Integrative and Critical Thinking Skills: In their first semester of MBA study, students learn and practice critical thinking skills, with a focus on analyzing, integrating, and synthesizing information for optimal decision making, in the face of challenges, such as incomplete, inaccurate, or ambiguous information.

Our new curriculum reflects industry and research trends in leadership, collaborative teamwork, and data analytics, explains Vishal Gaur, associate dean for MBA programs. Gaur says the changes will expose students to  fresh ideas and creative, team-oriented problem solving approaches.

Johnson embarked on a comprehensive, two-year review of curriculum and learning priorities in 2011. An extensive data-collection effort included student and alumni focus groups, peer benchmarking, and surveys of students, alumni, corporate recruiters, faculty, and staff.

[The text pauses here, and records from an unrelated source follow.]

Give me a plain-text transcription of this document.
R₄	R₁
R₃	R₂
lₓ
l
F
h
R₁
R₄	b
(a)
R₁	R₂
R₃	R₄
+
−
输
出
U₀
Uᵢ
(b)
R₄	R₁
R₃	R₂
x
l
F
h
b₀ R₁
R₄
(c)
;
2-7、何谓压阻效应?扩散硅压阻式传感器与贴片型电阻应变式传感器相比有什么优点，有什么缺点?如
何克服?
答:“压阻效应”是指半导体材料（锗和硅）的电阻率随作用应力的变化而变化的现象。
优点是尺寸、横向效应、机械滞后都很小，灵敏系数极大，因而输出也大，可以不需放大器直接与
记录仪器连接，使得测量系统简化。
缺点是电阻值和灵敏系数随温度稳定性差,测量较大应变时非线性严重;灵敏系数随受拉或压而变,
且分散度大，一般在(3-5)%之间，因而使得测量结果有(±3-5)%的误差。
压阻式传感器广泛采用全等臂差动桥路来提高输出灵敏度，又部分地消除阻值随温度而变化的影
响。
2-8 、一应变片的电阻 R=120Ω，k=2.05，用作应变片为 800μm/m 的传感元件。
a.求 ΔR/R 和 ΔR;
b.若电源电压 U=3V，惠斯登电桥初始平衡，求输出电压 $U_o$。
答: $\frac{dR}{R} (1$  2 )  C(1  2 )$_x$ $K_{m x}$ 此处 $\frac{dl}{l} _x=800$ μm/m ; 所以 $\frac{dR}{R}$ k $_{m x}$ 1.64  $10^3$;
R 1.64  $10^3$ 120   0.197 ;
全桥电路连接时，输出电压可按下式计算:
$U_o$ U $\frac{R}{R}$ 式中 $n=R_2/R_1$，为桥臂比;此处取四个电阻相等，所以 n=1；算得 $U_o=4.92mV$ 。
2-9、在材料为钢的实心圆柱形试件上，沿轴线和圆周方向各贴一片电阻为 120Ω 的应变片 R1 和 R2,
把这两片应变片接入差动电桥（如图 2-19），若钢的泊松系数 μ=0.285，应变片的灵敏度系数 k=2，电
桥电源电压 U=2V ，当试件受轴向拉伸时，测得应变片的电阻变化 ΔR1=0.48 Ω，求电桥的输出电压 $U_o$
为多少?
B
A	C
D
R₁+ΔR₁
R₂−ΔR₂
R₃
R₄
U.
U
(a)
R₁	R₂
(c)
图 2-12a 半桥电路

The process reached more than 1,000 participants from the last 12 MBA class years.

Among the innovative elective courses being introduced:

  • The Art of Innovation: A Design Thinking Immersion and Making Design Thinking Work. These hands-on courses prepare MBAs to be future innovators by teaching them the human-centered design methodology known as Design Thinking.
  • Core Leadership Skills for a VUCA (volatile, uncertain, complex, and ambiguous)World, with retired U.S. Army General George Casey. This course builds on the skills acquired in earlier components of the leadership program, through discussion and interaction with an experienced practitioner and former leader of the United States Army.
  • Johnson’s FinTech Trek and Hackathon. Students convene at Cornell Tech in New York City to learn about disruptive technologies facing the financial industry and develop relevant solutions. The experience culminates in a hackathon, in which participants have about 24 hours to develop financial products or services that meet a real business need. Similar classes are planned, each focusing on a different industry.

“Business education requires continuous improvement, as well as big jumps.” Gaur says. “As we implement the new Johnson curriculum, we are also thinking of the next educational innovations that will leverage the strengths of Cornell’s two campuses.”